Ten percent or more in any group.
Discussion
The TRACE exploratory study used a patient-centric approach to assess physical activity and PAH symptoms and their impacts on daily life; it was the first exploratory RCT in PAH to use actigraphy-assessed DLPA as a primary end point. In this 24-week exploratory study, small changes in DLPA parameters, PAH-SYMPACT scores, and functional parameters were observed in the selexipag and placebo groups, with no statistically significant differences between groups. The high level of patient compliance in TRACE shows the feasibility of using wearable technology to continuously monitor patients with PAH over an extended period.
TRACE comprised a prevalent population of PAH patients with 6MWD and NT-proBNP levels indicative of low risk and with the majority in WHO FC II. In this mildly symptomatic population, no or small changes in DLPA, functional parameters, NT-proBNP, and PAH-SYMPACT were observed at Week 24 in the placebo group, indicating no significant disease progression over the 24 weeks of the study. A similar pattern was observed in the selexipag group. The short time period, small changes, and small sample size may have impeded the detection of treatment differences. In the event-driven GRIPHON study, which enrolled a large PAH population (N = 1,156) with more severe disease, selexipag reduced the risk of disease progression by 40%, with a treatment effect on 6MWD of 12 m at week 26. Patients in GRIPHON were also treated for a longer period of time than those in TRACE (median exposure to selexipag, 70.7 weeks vs 24.1 weeks, respectively).15 Furthermore, in a placebo-controlled phase 2 trial of 43 patients with PAH receiving stable endothelin receptor antagonist and/or a phosphodiesterase type 5 inhibitor therapy, add-on treatment with selexipag improved hemodynamics with a treatment effect on pulmonary vascular resistance of 30.3% at week 17, and an increase in mean 6MWD from baseline by 24.7 m in the selexipag group.32 Tolerability for selexipag in TRACE was in line with that observed in GRIPHON15 and the known safety profile of selexipag. No patients died during the study.

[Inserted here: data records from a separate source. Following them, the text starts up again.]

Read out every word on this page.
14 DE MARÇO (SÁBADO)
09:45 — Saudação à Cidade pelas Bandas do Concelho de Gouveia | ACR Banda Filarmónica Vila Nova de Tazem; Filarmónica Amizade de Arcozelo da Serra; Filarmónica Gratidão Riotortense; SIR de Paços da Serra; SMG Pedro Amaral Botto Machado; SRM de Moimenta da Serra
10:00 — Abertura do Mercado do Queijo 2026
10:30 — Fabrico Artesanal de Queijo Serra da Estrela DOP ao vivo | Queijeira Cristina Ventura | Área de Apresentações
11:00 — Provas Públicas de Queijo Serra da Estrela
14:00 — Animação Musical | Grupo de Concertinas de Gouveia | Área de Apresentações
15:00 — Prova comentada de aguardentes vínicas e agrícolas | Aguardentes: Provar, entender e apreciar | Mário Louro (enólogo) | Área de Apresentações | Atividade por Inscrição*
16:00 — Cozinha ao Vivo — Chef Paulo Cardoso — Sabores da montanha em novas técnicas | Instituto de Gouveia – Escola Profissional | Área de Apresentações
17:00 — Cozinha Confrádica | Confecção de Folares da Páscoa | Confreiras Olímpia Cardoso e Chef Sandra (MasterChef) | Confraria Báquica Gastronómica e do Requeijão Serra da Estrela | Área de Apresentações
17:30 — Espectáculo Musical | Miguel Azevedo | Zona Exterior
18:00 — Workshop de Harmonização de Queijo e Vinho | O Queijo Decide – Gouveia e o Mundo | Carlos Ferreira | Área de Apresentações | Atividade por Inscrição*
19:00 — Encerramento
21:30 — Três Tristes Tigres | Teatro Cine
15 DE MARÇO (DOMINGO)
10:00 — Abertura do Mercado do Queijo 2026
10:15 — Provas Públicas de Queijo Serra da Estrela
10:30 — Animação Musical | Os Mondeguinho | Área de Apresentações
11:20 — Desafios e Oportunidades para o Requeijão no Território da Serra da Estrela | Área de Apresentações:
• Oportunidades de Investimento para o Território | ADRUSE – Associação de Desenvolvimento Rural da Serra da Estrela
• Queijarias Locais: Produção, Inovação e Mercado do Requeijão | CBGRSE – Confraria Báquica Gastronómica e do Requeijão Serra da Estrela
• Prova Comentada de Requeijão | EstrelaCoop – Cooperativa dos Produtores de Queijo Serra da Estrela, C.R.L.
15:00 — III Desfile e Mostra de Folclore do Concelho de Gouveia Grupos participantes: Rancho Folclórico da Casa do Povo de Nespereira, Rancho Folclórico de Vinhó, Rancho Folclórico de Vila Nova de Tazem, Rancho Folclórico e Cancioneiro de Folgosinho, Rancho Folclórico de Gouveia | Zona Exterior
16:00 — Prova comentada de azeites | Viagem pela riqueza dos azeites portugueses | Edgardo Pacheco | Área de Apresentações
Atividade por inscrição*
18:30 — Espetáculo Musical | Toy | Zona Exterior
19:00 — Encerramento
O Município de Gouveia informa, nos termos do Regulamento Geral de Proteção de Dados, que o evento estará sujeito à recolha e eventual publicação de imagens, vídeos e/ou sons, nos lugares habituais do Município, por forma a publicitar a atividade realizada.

Small and variable changes in DLPA were observed in TRACE, and although their clinical relevance has yet to be established, these results can be used to inform the use of actigraphy for the measurement of DLPA in future trial design. There was a marked difference in the daily time spent in NSPA between the thresholds defined by Koster et al28 and Freedson et al30 (eg, 6.6 h vs 11.1 h and 6.3 h vs 10.9 h in the selexipag and placebo groups, respectively). Previous studies in PAH have recorded disparate levels of daily active time, ranging from 14.6 h daytime activity33 to 3.7 h of daily active time (30 min of which was moderate),12 to 0.7 h of moderate activity with > 22 h of sedentary activity.34 Given that the type of actigraph used, its positioning, and the definition of activity levels can vary considerably between studies, it is difficult to make direct comparisons to the results reported in TRACE. Calculating NSPA using the threshold defined by Koster et al28 may be more appropriate, considering that this was developed using the same device and wrist-worn location used in TRACE, whereas the threshold defined by Freedson et al30 was designed for use with a hip-worn actigraph. One study recorded patients with PAH spending 85% of time in sedentary activity using a hip-worn actigraph while wrist/arm activity was not recorded.10 It can therefore be expected to observe less sedentary activity time using a wrist-worn device. This highlights the need for standardization across methodologies used in future trials to enable meaningful comparisons between studies. In line with previous work,10,35,36 the results of the correlation analysis between 6MWD and DLPA parameters support the use of daily number of steps to monitor exercise capacity in a daily life setting and could be considered as an end point in clinical studies.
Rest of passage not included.